Estudando em conjunto com os professores suas documentações, levava-os a perceber uma forma diferente de estar com as crianças, respeitando seu espaço de protagonistas e valorizando o processo vivido e sua exposição. Lóris analisava as intervenções realizadas pelos professores e eliminava das documentações indícios da presença de um adulto dominante, que podia aparecer em um gesto ou expressão invasiva (HOYUELLOS, 2006). As críticas que tecia às documentações, visavam ao processo de formação dos educadores (HOYUELLOS, 2006; AZEVEDO, 2009), pois acreditava que estas eram uma ferramenta eficiente para confrontar ideias publicamente e, dessa forma, construir um conhecimento compartilhado.

Para Malaguzzi, a escola deveria ser um lugar onde todos os envolvidos no processo sentissem prazer em estar (AZEVEDO, 2009), onde professores e alunos

aprenderiam em conjunto. Deveria ser acolhedora, visível, documentada; um lugar que propiciasse reflexão, diálogos e críticas, essenciais para a aprendizagem; um lugar de esperança e alegria (HOYUELLOS, 2006). As relações estabelecidas em seu interior eram, para o pedagogo italiano, condições essenciais para a aprendizagem, estabelecidas com o meio, com os objetos e com o outro, parceiro na busca e construção de significados entre as ideias e o contexto.

Trata-se, portanto, de uma pedagogia que vê a professora e a criança inteiras, como protagonistas. A criança com pouca idade não é apenas uma aluna. Ela se espalha por todo o mundo através das culturas infantis, da manifestação de suas obras tridimensionais, dos desenhos inventivos que também mostram a tridimensionalidade do real, do imaginário, dos jogos e dos movimentos que ocupam o espaço em tempos diferenciados do tempo do capital. (FARIA, 2007, p.285).

Dada a valorização da estética e das relações presentes no pensamento pedagógico de Malaguzzi, a arquitetura e o ambiente da escola são também aspectos de grande importância. Para ele, a escolha das cores, luzes, mobiliários e espaços vazios deveria ser uma opção consciente, pois o espaço é mais um educador (HOYUELLOS, 2006). Ao entrar em uma escola, tudo comunica as escolhas e concepções presentes – de criança, de educação, de professor, enfim, a cultura do local. Além disso, deve-se ter em mente as possibilidades físicas e afetivas que o espaço proporciona (VECCHI, 2009). A habitabilidade do lugar define, conforme Malaguzzi, a qualidade do trabalho do professor e a qualidade de vida das crianças.
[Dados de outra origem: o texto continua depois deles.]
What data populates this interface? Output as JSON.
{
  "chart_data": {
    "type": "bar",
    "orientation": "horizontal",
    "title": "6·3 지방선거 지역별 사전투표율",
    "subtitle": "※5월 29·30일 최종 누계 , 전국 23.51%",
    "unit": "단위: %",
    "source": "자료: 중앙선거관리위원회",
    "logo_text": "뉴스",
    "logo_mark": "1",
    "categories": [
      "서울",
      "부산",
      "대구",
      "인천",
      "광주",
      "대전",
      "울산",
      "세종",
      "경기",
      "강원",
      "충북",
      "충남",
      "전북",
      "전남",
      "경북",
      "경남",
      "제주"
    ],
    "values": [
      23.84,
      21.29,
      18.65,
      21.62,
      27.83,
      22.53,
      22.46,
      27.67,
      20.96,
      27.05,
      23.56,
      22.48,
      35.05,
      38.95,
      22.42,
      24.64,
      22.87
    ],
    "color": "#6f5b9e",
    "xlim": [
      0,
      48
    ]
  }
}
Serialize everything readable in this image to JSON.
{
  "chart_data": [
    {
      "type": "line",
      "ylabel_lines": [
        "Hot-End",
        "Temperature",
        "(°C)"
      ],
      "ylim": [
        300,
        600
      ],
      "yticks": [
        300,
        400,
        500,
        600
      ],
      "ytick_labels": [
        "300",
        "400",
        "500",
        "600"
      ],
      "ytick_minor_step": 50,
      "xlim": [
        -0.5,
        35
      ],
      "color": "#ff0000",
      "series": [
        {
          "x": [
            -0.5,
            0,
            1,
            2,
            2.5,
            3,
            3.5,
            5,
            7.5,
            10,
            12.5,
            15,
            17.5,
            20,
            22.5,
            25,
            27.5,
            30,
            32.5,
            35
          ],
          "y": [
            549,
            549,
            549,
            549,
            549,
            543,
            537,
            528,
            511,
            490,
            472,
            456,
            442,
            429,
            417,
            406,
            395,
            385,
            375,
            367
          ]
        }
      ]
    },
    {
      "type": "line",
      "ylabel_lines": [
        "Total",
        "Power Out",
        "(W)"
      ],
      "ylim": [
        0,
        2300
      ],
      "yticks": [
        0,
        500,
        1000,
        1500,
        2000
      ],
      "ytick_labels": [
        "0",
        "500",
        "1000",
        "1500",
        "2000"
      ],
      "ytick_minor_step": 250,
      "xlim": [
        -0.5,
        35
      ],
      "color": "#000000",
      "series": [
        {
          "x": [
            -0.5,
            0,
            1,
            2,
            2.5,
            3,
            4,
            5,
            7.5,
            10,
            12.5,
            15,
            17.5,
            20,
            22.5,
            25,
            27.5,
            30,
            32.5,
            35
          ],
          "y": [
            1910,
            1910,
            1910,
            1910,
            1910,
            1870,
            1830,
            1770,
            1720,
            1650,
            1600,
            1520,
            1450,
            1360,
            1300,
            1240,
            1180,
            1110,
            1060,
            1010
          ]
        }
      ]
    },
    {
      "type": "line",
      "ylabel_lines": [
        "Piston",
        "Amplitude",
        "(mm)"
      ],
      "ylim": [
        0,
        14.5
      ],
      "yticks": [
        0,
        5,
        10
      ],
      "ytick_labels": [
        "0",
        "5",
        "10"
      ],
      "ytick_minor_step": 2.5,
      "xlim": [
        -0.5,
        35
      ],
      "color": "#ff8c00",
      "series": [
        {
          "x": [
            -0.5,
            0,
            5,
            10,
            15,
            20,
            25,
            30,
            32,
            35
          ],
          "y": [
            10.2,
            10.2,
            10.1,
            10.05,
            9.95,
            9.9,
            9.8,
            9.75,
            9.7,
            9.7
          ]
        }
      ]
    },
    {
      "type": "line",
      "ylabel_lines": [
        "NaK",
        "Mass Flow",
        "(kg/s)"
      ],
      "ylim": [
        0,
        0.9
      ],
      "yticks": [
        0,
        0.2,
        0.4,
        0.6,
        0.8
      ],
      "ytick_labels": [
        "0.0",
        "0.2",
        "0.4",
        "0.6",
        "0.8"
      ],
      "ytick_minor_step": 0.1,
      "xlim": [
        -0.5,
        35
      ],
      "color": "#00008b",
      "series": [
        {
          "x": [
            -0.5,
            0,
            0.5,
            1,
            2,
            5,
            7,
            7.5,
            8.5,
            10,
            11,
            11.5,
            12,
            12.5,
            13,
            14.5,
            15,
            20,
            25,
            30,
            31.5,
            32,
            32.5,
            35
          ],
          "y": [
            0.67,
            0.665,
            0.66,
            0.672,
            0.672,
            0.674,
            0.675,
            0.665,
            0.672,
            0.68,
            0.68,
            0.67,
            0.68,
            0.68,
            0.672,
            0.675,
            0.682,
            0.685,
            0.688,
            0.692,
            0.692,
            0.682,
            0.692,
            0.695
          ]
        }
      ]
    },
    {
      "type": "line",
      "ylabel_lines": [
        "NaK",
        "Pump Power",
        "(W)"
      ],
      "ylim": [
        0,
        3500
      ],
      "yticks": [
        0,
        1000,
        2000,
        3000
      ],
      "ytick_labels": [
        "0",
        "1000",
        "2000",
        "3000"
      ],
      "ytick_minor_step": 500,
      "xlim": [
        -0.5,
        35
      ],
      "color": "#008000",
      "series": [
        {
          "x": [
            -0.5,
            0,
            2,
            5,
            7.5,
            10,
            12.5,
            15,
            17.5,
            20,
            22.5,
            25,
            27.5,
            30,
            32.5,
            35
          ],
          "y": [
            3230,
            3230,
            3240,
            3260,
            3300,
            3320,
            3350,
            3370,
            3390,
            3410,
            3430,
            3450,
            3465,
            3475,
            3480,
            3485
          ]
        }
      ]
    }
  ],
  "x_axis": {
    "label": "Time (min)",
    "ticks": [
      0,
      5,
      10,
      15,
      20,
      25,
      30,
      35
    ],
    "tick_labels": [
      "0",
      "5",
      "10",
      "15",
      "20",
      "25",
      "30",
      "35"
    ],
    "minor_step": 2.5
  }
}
Por fim, devemos destacar o papel da escuta na pedagogia proposta por Malaguzzi. A concepção de uma criança capaz de criar significados às suas experiências, a documentação como estratégia para melhor compreender as crianças e o trabalho com projetos levaram à criação do que ele chamou de uma pedagogia da escuta. Ela se revela na postura do professor ao estar disposto e atento a ouvir o que as crianças têm a dizer por meio das diferentes linguagens, fazendo uso de diferentes instrumentos, para que seja possível uma constante reflexão dos caminhos pedagógicos escolhidos. A escuta atenta e acolhedora dos professores possibilita dar voz às crianças, seus pensamentos e relações estabelecidas por meio da documentação.